The snow and the half-moons aside, running the Bluenose can be a harrowing job. Rothmans Cigarettes wanted to send over one of their little honeys to play cigarette girl at the tournament but MacLachlan pointed out that the school board doesn't allow smoking in the gym. Then the Bluenose programs came back from the printers with a page upside down and had to be returned for another try. MacLachlan and the other directors thought they had everything working well until the tape-recorder boys, snipping away at the music to eliminate a long silence between the U.S. national anthem and O Canada, chopped out the tournament theme song entirely. The theme song is entitled The Bluenose Is Sailing Once Again.
MacLachlan has yet to manage what he feels would be his biggest coup. He would love to hold the Bluenose press reception belowdecks of the Bluenose II, a replica of the original ship that was built in 1963 by Oland's Brewery. Unfortunately, the Bluenose II is never around at tournament time. Businesses and pleasure groups charter the ship at $3,000 a week for cruises and treasure hunts to such distant locales as Cocos Island in the Pacific. Last week Bluenose II was sailing off the shores of Antigua, 1,600 miles away from Halifax, as the tape recorder blasted out a hacked-up version of the theme song in St. Patrick's gym.
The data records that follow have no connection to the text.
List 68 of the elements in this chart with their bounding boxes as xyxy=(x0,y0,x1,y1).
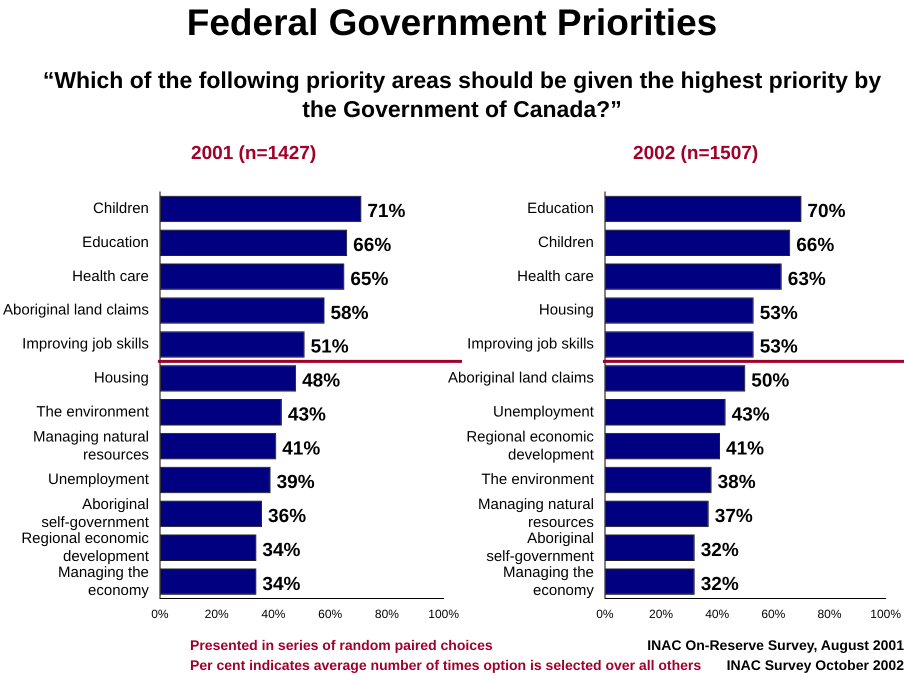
x-tick-label: 20% xyxy=(204,607,229,622)
y-tick-label: Children xyxy=(93,200,149,218)
y-tick-label: Unemployment xyxy=(493,403,595,420)
text: INAC Survey October 2002 xyxy=(726,657,904,673)
y-tick-label: Education xyxy=(82,234,149,251)
y-tick-label: Regional economic development xyxy=(466,428,595,464)
chart-subtitle: “Which of the following priority areas should be given the highest priority by the Government of Canada?” xyxy=(42,66,882,124)
x-tick-label: 0% xyxy=(151,607,169,622)
data-label: 43% xyxy=(288,404,326,426)
y-tick-label: Improving job skills xyxy=(467,336,594,353)
y-tick-label: Regional economic development xyxy=(21,530,150,565)
y-tick-label: Housing xyxy=(94,370,149,386)
x-tick-label: 60% xyxy=(318,607,342,622)
data-label: 58% xyxy=(330,302,369,324)
x-tick-label: 100% xyxy=(870,607,902,622)
y-tick-label: Managing the economy xyxy=(58,564,150,599)
data-label: 70% xyxy=(807,201,846,222)
x-tick-label: 0% xyxy=(596,607,614,622)
x-tick-label: 80% xyxy=(817,607,842,622)
data-label: 32% xyxy=(700,540,739,562)
data-label: 50% xyxy=(751,370,790,392)
y-tick-label: Health care xyxy=(72,268,149,285)
y-tick-label: Health care xyxy=(517,268,594,285)
y-tick-label: Housing xyxy=(538,302,594,319)
data-label: 34% xyxy=(262,540,301,562)
data-label: 51% xyxy=(310,336,349,358)
text: INAC On-Reserve Survey, August 2001 xyxy=(647,637,904,653)
y-tick-label: Education xyxy=(527,200,594,218)
data-label: 41% xyxy=(282,438,320,460)
x-tick-label: 80% xyxy=(374,607,400,622)
y-tick-label: Aboriginal self-government xyxy=(41,496,150,532)
data-label: 48% xyxy=(302,370,340,392)
text: 2002 (n=1507) xyxy=(633,143,758,165)
text: Per cent indicates average number of times option is selected over all others xyxy=(190,657,702,673)
x-tick-label: 40% xyxy=(261,607,286,622)
chart-title: Federal Government Priorities xyxy=(186,2,718,44)
y-tick-label: Aboriginal land claims xyxy=(3,302,149,319)
data-label: 66% xyxy=(796,235,834,256)
y-tick-label: The environment xyxy=(36,403,150,420)
y-tick-label: Aboriginal self-government xyxy=(486,530,595,565)
text: Presented in series of random paired choices xyxy=(190,637,493,653)
data-label: 34% xyxy=(262,574,301,595)
y-tick-label: Children xyxy=(538,234,594,251)
data-label: 39% xyxy=(276,472,315,494)
data-label: 41% xyxy=(726,438,764,460)
y-tick-label: Managing natural resources xyxy=(32,428,149,464)
y-tick-label: Managing natural resources xyxy=(478,496,594,532)
data-label: 71% xyxy=(367,201,406,222)
data-label: 43% xyxy=(732,404,770,426)
y-tick-label: Unemployment xyxy=(48,471,150,488)
data-label: 63% xyxy=(788,268,826,290)
x-tick-label: 20% xyxy=(649,607,674,622)
x-tick-label: 40% xyxy=(705,607,730,622)
data-label: 66% xyxy=(353,235,392,256)
data-label: 53% xyxy=(760,336,798,358)
data-label: 38% xyxy=(718,472,756,494)
y-tick-label: Managing the economy xyxy=(503,564,594,599)
data-label: 65% xyxy=(350,268,388,290)
x-tick-label: 60% xyxy=(761,607,786,622)
data-label: 36% xyxy=(268,506,306,528)
data-label: 37% xyxy=(714,506,753,528)
y-tick-label: The environment xyxy=(481,471,595,488)
y-tick-label: Improving job skills xyxy=(22,336,149,353)
x-tick-label: 100% xyxy=(428,607,460,622)
data-label: 53% xyxy=(760,302,798,324)
text: 2001 (n=1427) xyxy=(191,143,316,165)
data-label: 32% xyxy=(700,574,739,595)
y-tick-label: Aboriginal land claims xyxy=(448,370,594,386)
This year's tournament featured two home-town teams, Dalhousie and St. Mary's of the Maritime Intercollegiate Conference, McGill from Montreal and Harvard from the United States. Canadian basketball often is agonizing to watch. But, though McGill and St. Mary's were inept at times, the Tigers of Dalhousie gave a good account of themselves. Harvard, a weak Ivy team, won the championship but had a hard time getting by Dalhousie in the opening game. Unlike St. Mary's, which has four starters from New Jersey, the Dais are all Canadian and are a well-disciplined team which gets excellent coaching from Al Yarr. Two of Dalhousie's big men were killed in an automobile accident last month, but the Canadian team, scoring with one-hand push shots, stayed with Harvard until the last few minutes before losing 83-75. In the final Harvard played better, crushing a no-defense St. Mary's team 92-65.
Dalhousie and St. Mary's took their defeats with equanimity, matching the composure of the crowd, which, throughout the tournament, seemed uninformed and confused. There were extended stretches of silence, only the echo of the bouncing ball reverberating eerily off the walls. One would have thought the seats were filled with Newfoundlanders, those isolated islanders whose alleged ignorance is exaggerated by all of their Maritime neighbors.
"The Newfoundlanders are way, way up there and so much out of it," said one man from Halifax. "Why, just the other day a man from Newfoundland was asked to go ice fishing. He said yes, and so he came back with 150 pounds of ice."